Christophe Boltanski est parisien, mais c’est ailleurs qu’il écrit ses livres, dans une maison de granit au bord de la mer, à Barfleur (Manche), là où vécut son arrière-grand-père, Ernest Clouet, douanier de son état et homme a priori sans histoires. Et c’est de cette maison que part pour ainsi dire son nouveau livre, Le Trait de côte, qui va s’aventurer sur les traces à demi-perdues de sa famille maternelle, au fil d’un texte dont on aura du mal à définir exactement le genre : récit à la fois intime et documentaire, enquête généalogique et rêverie topographique, où les lieux sont davantage qu’un simple décor et où il arrive que les destins individuels se fondent dans l’histoire collective la plus tragique du XXe siècle.

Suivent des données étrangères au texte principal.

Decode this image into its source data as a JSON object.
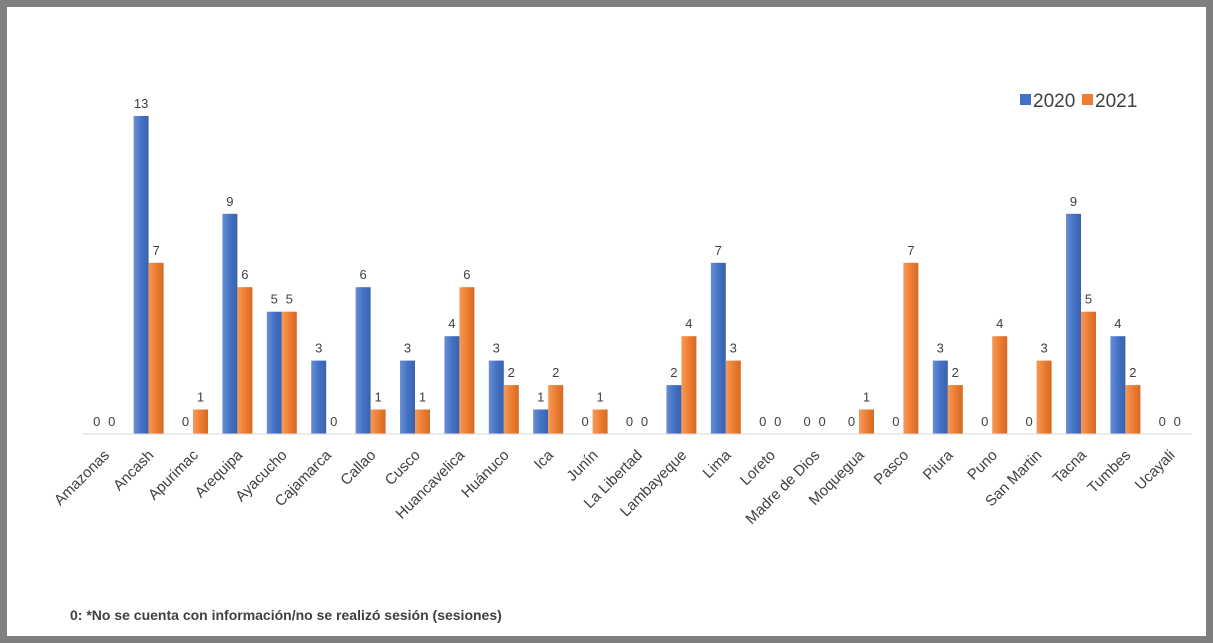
{
  "chart_data": {
    "type": "bar",
    "title": "",
    "xlabel": "",
    "ylabel": "",
    "categories": [
      "Amazonas",
      "Ancash",
      "Apurimac",
      "Arequipa",
      "Ayacucho",
      "Cajamarca",
      "Callao",
      "Cusco",
      "Huancavelica",
      "Huánuco",
      "Ica",
      "Junín",
      "La Libertad",
      "Lambayeque",
      "Lima",
      "Loreto",
      "Madre de Dios",
      "Moquegua",
      "Pasco",
      "Piura",
      "Puno",
      "San Martin",
      "Tacna",
      "Tumbes",
      "Ucayali"
    ],
    "series": [
      {
        "name": "2020",
        "color": "#4472c4",
        "values": [
          0,
          13,
          0,
          9,
          5,
          3,
          6,
          3,
          4,
          3,
          1,
          0,
          0,
          2,
          7,
          0,
          0,
          0,
          0,
          3,
          0,
          0,
          9,
          4,
          0
        ]
      },
      {
        "name": "2021",
        "color": "#ed7d31",
        "values": [
          0,
          7,
          1,
          6,
          5,
          0,
          1,
          1,
          6,
          2,
          2,
          1,
          0,
          4,
          3,
          0,
          0,
          1,
          7,
          2,
          4,
          3,
          5,
          2,
          0
        ]
      }
    ],
    "ylim": [
      0,
      13
    ],
    "grid": false,
    "legend_position": "top-right",
    "data_labels": true
  },
  "footnote": "0: *No se cuenta con información/no se realizó sesión (sesiones)"
}
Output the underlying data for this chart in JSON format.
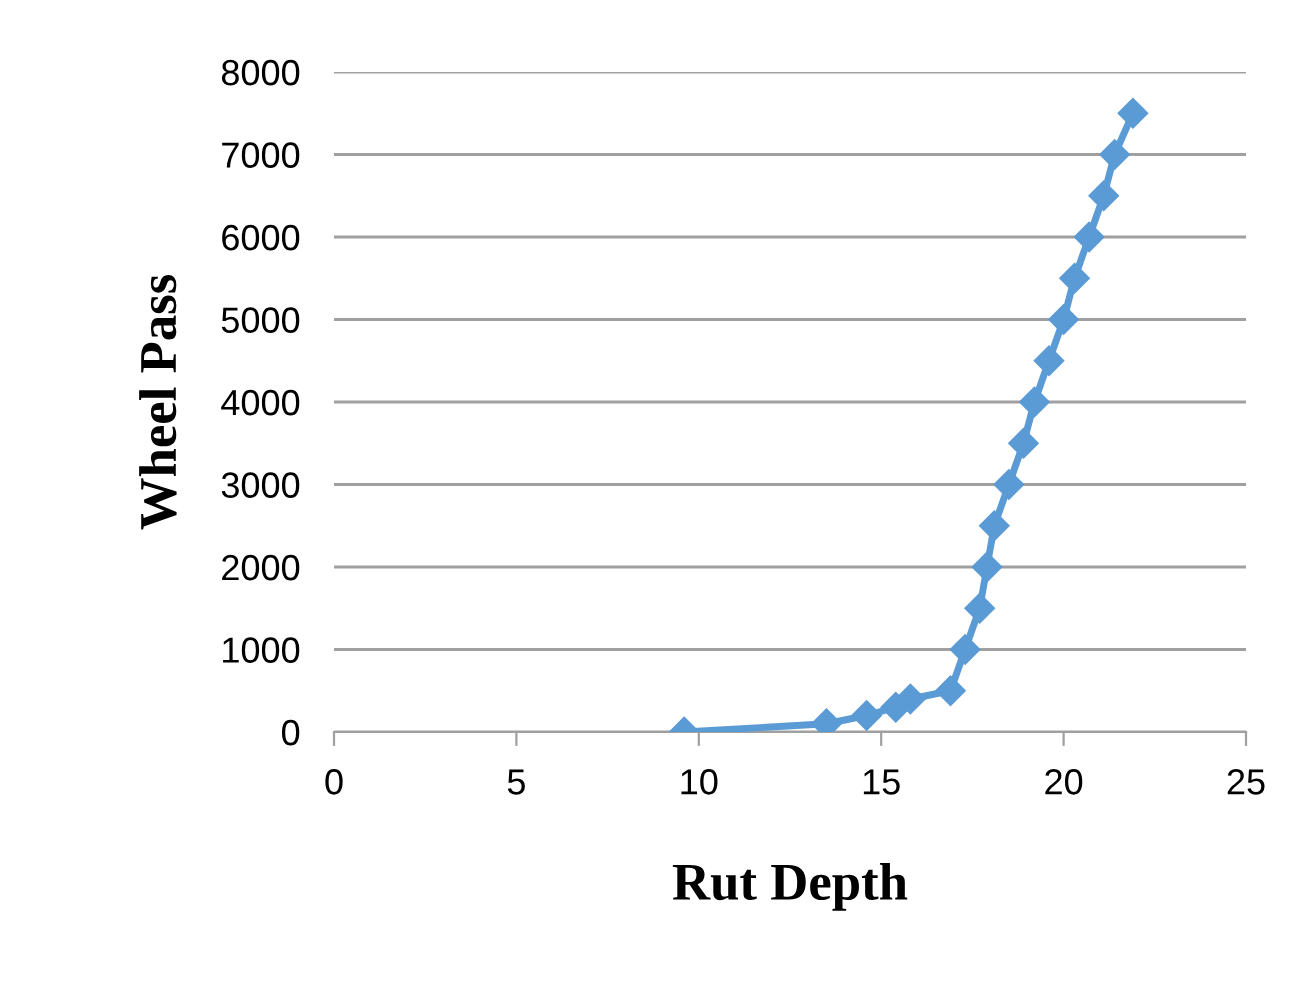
{
  "chart_data": {
    "type": "line",
    "xlabel": "Rut Depth",
    "ylabel": "Wheel Pass",
    "x": [
      9.6,
      13.5,
      14.6,
      15.4,
      15.8,
      16.9,
      17.3,
      17.7,
      17.9,
      18.1,
      18.5,
      18.9,
      19.2,
      19.6,
      20.0,
      20.3,
      20.7,
      21.1,
      21.4,
      21.9
    ],
    "series": [
      {
        "color": "#5b9bd5",
        "values": [
          0,
          100,
          200,
          300,
          400,
          500,
          1000,
          1500,
          2000,
          2500,
          3000,
          3500,
          4000,
          4500,
          5000,
          5500,
          6000,
          6500,
          7000,
          7500
        ]
      }
    ],
    "xlim": [
      0,
      25
    ],
    "xticks": [
      0,
      5,
      10,
      15,
      20,
      25
    ],
    "ylim": [
      0,
      8000
    ],
    "yticks": [
      0,
      1000,
      2000,
      3000,
      4000,
      5000,
      6000,
      7000,
      8000
    ],
    "grid": "y",
    "marker": "diamond",
    "line_style": "solid",
    "legend": false
  }
}
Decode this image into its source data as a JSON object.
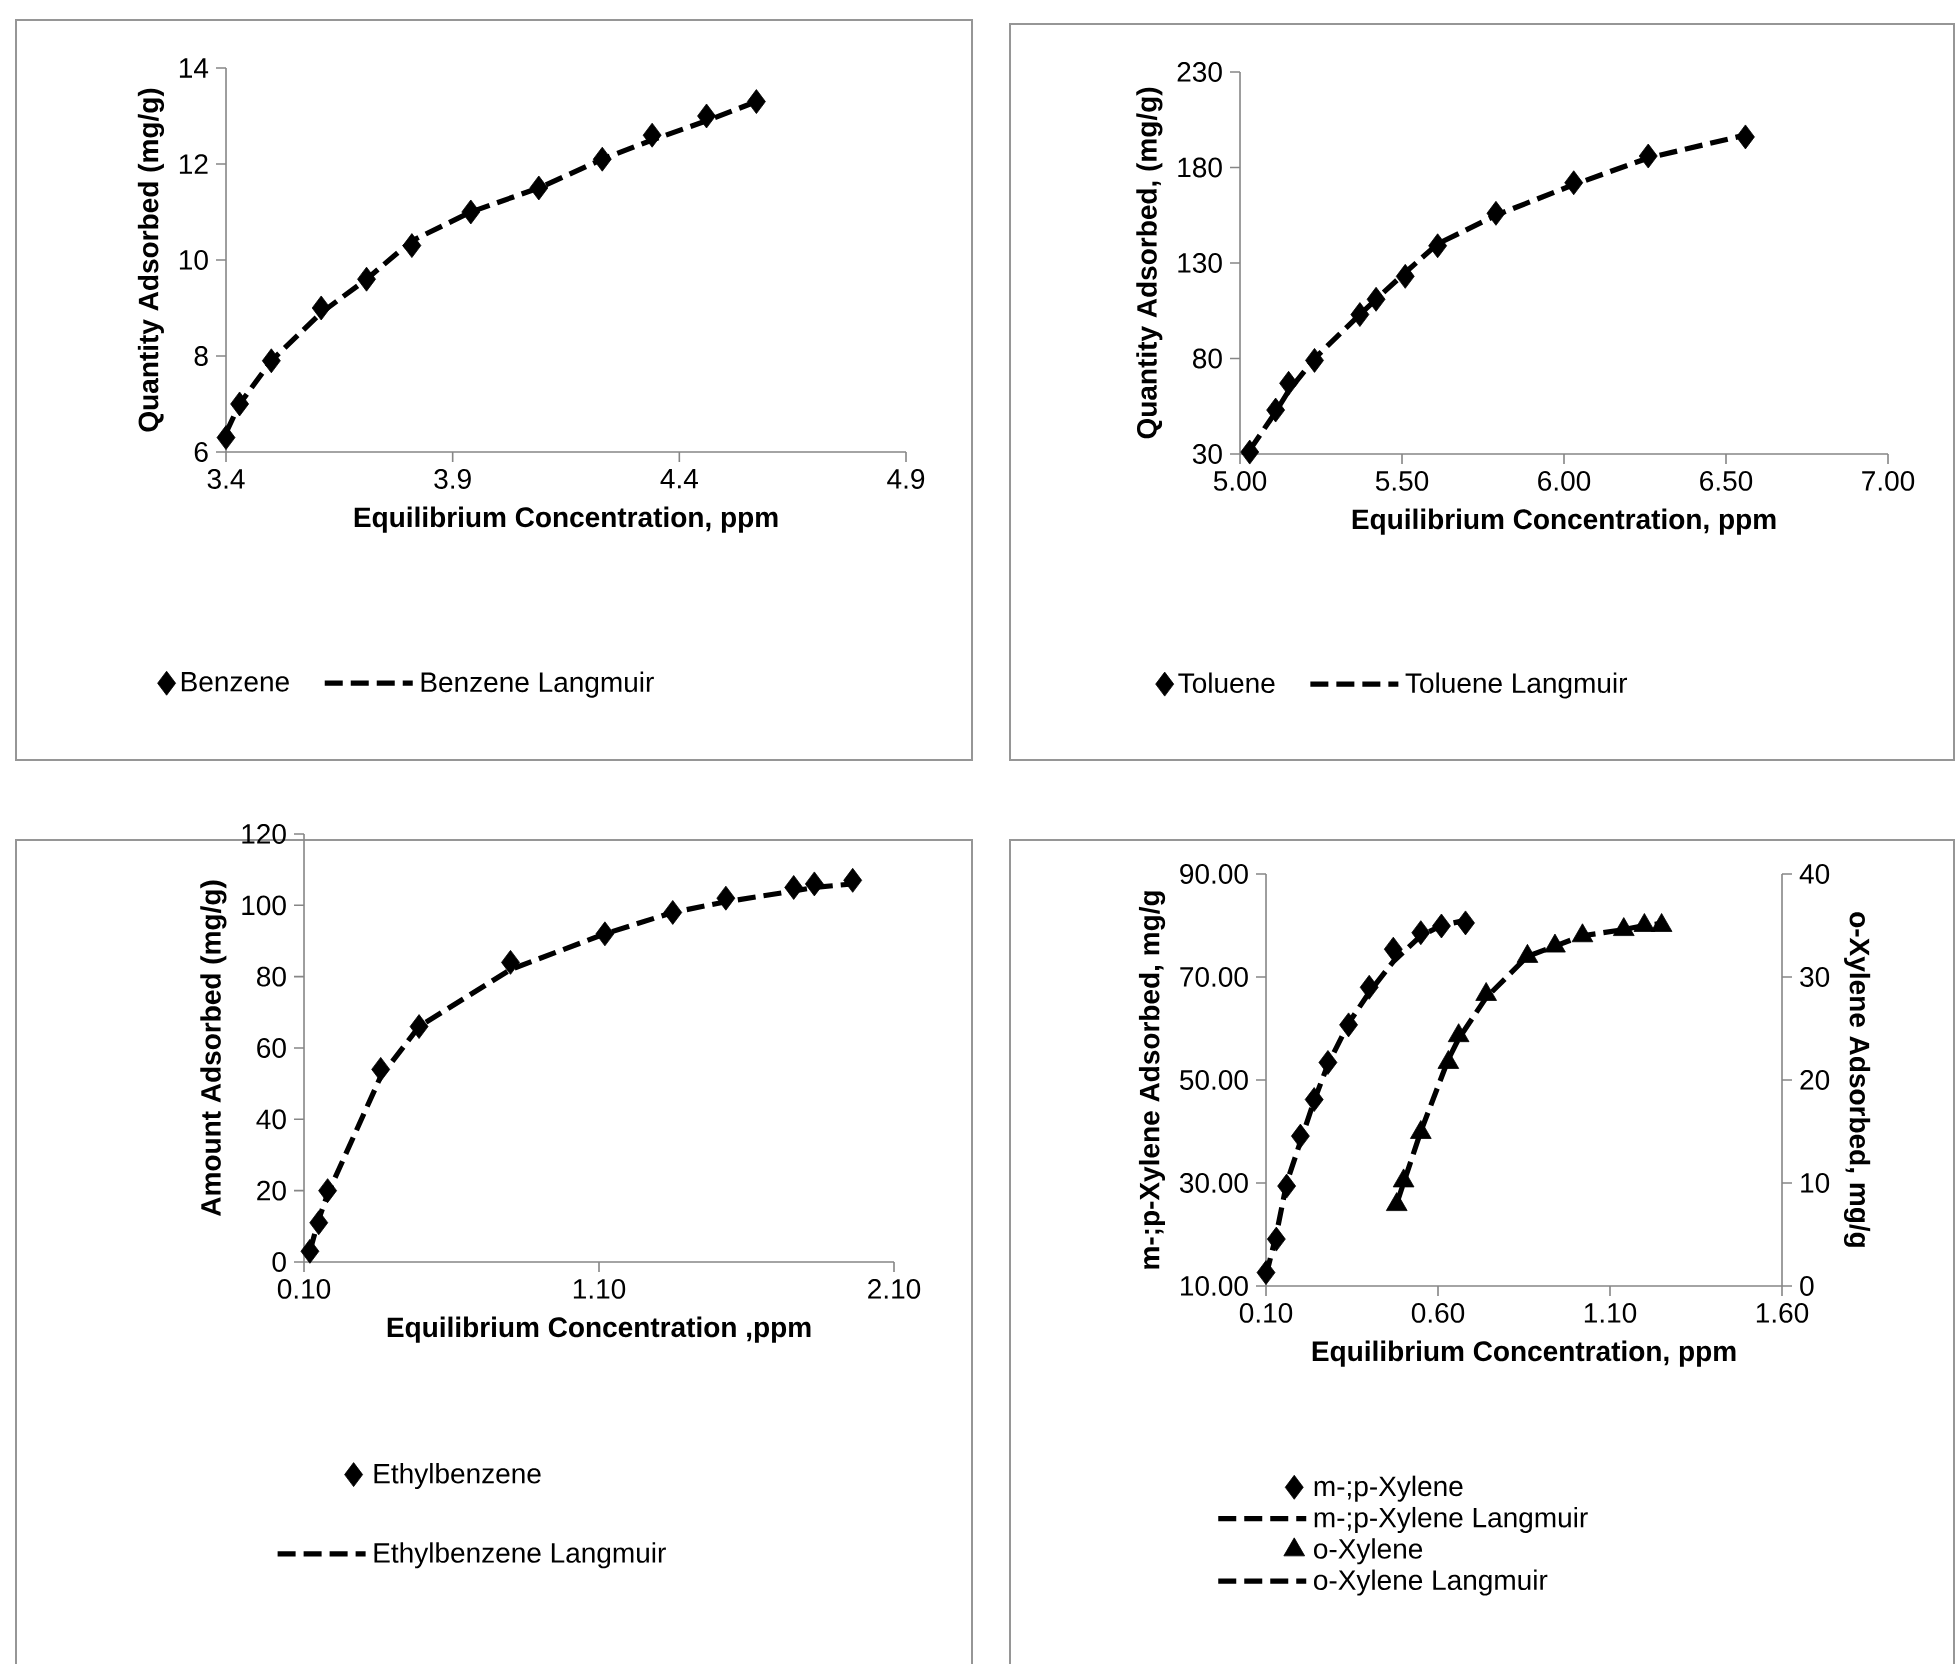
{
  "chart_data": [
    {
      "type": "scatter",
      "xlabel": "Equilibrium Concentration, ppm",
      "ylabel": "Quantity Adsorbed (mg/g)",
      "xlim": [
        3.4,
        4.9
      ],
      "ylim": [
        6,
        14
      ],
      "xticks": [
        3.4,
        3.9,
        4.4,
        4.9
      ],
      "yticks": [
        6,
        8,
        10,
        12,
        14
      ],
      "legend": "bottom",
      "series": [
        {
          "name": "Benzene",
          "marker": "diamond",
          "color": "#000000",
          "x": [
            3.4,
            3.43,
            3.5,
            3.61,
            3.71,
            3.81,
            3.94,
            4.09,
            4.23,
            4.34,
            4.46,
            4.57
          ],
          "values": [
            6.3,
            7.0,
            7.9,
            9.0,
            9.6,
            10.3,
            11.0,
            11.5,
            12.1,
            12.6,
            13.0,
            13.3
          ]
        },
        {
          "name": "Benzene Langmuir",
          "type": "line",
          "marker": "none",
          "line_style": "dashed",
          "color": "#000000",
          "x": [
            3.4,
            3.43,
            3.5,
            3.61,
            3.71,
            3.81,
            3.94,
            4.09,
            4.23,
            4.34,
            4.46,
            4.57
          ],
          "values": [
            6.4,
            7.0,
            7.9,
            8.9,
            9.6,
            10.4,
            11.0,
            11.5,
            12.1,
            12.5,
            12.9,
            13.3
          ]
        }
      ]
    },
    {
      "type": "scatter",
      "xlabel": "Equilibrium Concentration, ppm",
      "ylabel": "Quantity Adsorbed, (mg/g)",
      "xlim": [
        5.0,
        7.0
      ],
      "ylim": [
        30,
        230
      ],
      "xticks": [
        {
          "value": 5.0,
          "label": "5.00"
        },
        {
          "value": 5.5,
          "label": "5.50"
        },
        {
          "value": 6.0,
          "label": "6.00"
        },
        {
          "value": 6.5,
          "label": "6.50"
        },
        {
          "value": 7.0,
          "label": "7.00"
        }
      ],
      "yticks": [
        30,
        80,
        130,
        180,
        230
      ],
      "legend": "bottom",
      "series": [
        {
          "name": "Toluene",
          "marker": "diamond",
          "color": "#000000",
          "x": [
            5.03,
            5.11,
            5.15,
            5.23,
            5.37,
            5.42,
            5.51,
            5.61,
            5.79,
            6.03,
            6.26,
            6.56
          ],
          "values": [
            31,
            53,
            67,
            79,
            103,
            111,
            123,
            139,
            156,
            172,
            186,
            196
          ]
        },
        {
          "name": "Toluene Langmuir",
          "type": "line",
          "marker": "none",
          "line_style": "dashed",
          "color": "#000000",
          "x": [
            5.03,
            5.11,
            5.15,
            5.23,
            5.37,
            5.42,
            5.51,
            5.61,
            5.79,
            6.03,
            6.26,
            6.56
          ],
          "values": [
            32,
            52,
            63,
            80,
            103,
            111,
            125,
            140,
            155,
            171,
            185,
            197
          ]
        }
      ]
    },
    {
      "type": "scatter",
      "xlabel": "Equilibrium Concentration ,ppm",
      "ylabel": "Amount Adsorbed (mg/g)",
      "xlim": [
        0.1,
        2.1
      ],
      "ylim": [
        0,
        120
      ],
      "xticks": [
        {
          "value": 0.1,
          "label": "0.10"
        },
        {
          "value": 1.1,
          "label": "1.10"
        },
        {
          "value": 2.1,
          "label": "2.10"
        }
      ],
      "yticks": [
        0,
        20,
        40,
        60,
        80,
        100,
        120
      ],
      "legend": "bottom",
      "series": [
        {
          "name": "Ethylbenzene",
          "marker": "diamond",
          "color": "#000000",
          "x": [
            0.12,
            0.15,
            0.18,
            0.36,
            0.49,
            0.8,
            1.12,
            1.35,
            1.53,
            1.76,
            1.83,
            1.96
          ],
          "values": [
            3,
            11,
            20,
            54,
            66,
            84,
            92,
            98,
            102,
            105,
            106,
            107
          ]
        },
        {
          "name": "Ethylbenzene Langmuir",
          "type": "line",
          "marker": "none",
          "line_style": "dashed",
          "color": "#000000",
          "x": [
            0.12,
            0.15,
            0.18,
            0.36,
            0.49,
            0.8,
            1.12,
            1.35,
            1.53,
            1.76,
            1.83,
            1.96
          ],
          "values": [
            3,
            12,
            19,
            52,
            66,
            82,
            92,
            98,
            101,
            104,
            105,
            106
          ]
        }
      ]
    },
    {
      "type": "scatter",
      "xlabel": "Equilibrium Concentration, ppm",
      "ylabel": "m-;p-Xylene Adsorbed, mg/g",
      "y2label": "o-Xylene Adsorbed, mg/g",
      "xlim": [
        0.1,
        1.6
      ],
      "ylim": [
        10,
        90
      ],
      "y2lim": [
        0,
        40
      ],
      "xticks": [
        {
          "value": 0.1,
          "label": "0.10"
        },
        {
          "value": 0.6,
          "label": "0.60"
        },
        {
          "value": 1.1,
          "label": "1.10"
        },
        {
          "value": 1.6,
          "label": "1.60"
        }
      ],
      "yticks": [
        {
          "value": 10,
          "label": "10.00"
        },
        {
          "value": 30,
          "label": "30.00"
        },
        {
          "value": 50,
          "label": "50.00"
        },
        {
          "value": 70,
          "label": "70.00"
        },
        {
          "value": 90,
          "label": "90.00"
        }
      ],
      "y2ticks": [
        0,
        10,
        20,
        30,
        40
      ],
      "legend": "bottom",
      "series": [
        {
          "name": "m-;p-Xylene",
          "marker": "diamond",
          "color": "#000000",
          "x": [
            0.1,
            0.13,
            0.16,
            0.2,
            0.24,
            0.28,
            0.34,
            0.4,
            0.47,
            0.55,
            0.61,
            0.68
          ],
          "values": [
            12.6,
            19.1,
            29.4,
            39.1,
            46.2,
            53.4,
            60.7,
            68.0,
            75.4,
            78.6,
            79.9,
            80.5
          ]
        },
        {
          "name": "m-;p-Xylene Langmuir",
          "type": "line",
          "marker": "none",
          "line_style": "dashed",
          "color": "#000000",
          "x": [
            0.1,
            0.13,
            0.16,
            0.2,
            0.24,
            0.28,
            0.34,
            0.4,
            0.47,
            0.55,
            0.61,
            0.68
          ],
          "values": [
            12,
            20,
            30,
            38,
            46,
            53,
            61,
            67,
            73,
            78,
            80,
            81
          ]
        },
        {
          "name": "o-Xylene",
          "marker": "triangle",
          "axis": "y2",
          "color": "#000000",
          "x": [
            0.48,
            0.5,
            0.55,
            0.63,
            0.66,
            0.74,
            0.86,
            0.94,
            1.02,
            1.14,
            1.2,
            1.25
          ],
          "values": [
            7.9,
            10.2,
            14.9,
            21.7,
            24.3,
            28.3,
            32.0,
            33.0,
            34.0,
            34.6,
            35.0,
            35.0
          ]
        },
        {
          "name": "o-Xylene Langmuir",
          "type": "line",
          "marker": "none",
          "line_style": "dashed",
          "axis": "y2",
          "color": "#000000",
          "x": [
            0.48,
            0.5,
            0.55,
            0.63,
            0.66,
            0.74,
            0.86,
            0.94,
            1.02,
            1.14,
            1.2,
            1.25
          ],
          "values": [
            8,
            10,
            15,
            22,
            24,
            28,
            32,
            33,
            34,
            34.6,
            35,
            35.2
          ]
        }
      ]
    }
  ]
}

« J’écris en effet des choses hybrides, explique l’auteur au “Monde des livres”, c’est un moyen de sortir de catégories où les livres sont parfois enfermés de façon trop rigide, je crois. Les écrivains que j’admire sont d’ailleurs souvent assez inclassables, comme W. G. Sebald [1944-2001], par exemple, avec son génie de la digression, sa capacité d’ouvrir une parenthèse pour ne pas forcément la refermer, sa manière aussi d’inclure des images dans le texte : cette liberté-là, j’aimerais vraiment pouvoir me l’accorder… » Christophe Boltanski se l’accorde, de fait, et on pourrait dire qu’il partage avec l’auteur des Emigrants (Actes Sud, 1999) le sens de la déambulation, comme aussi un certain goût pour les enquêtes.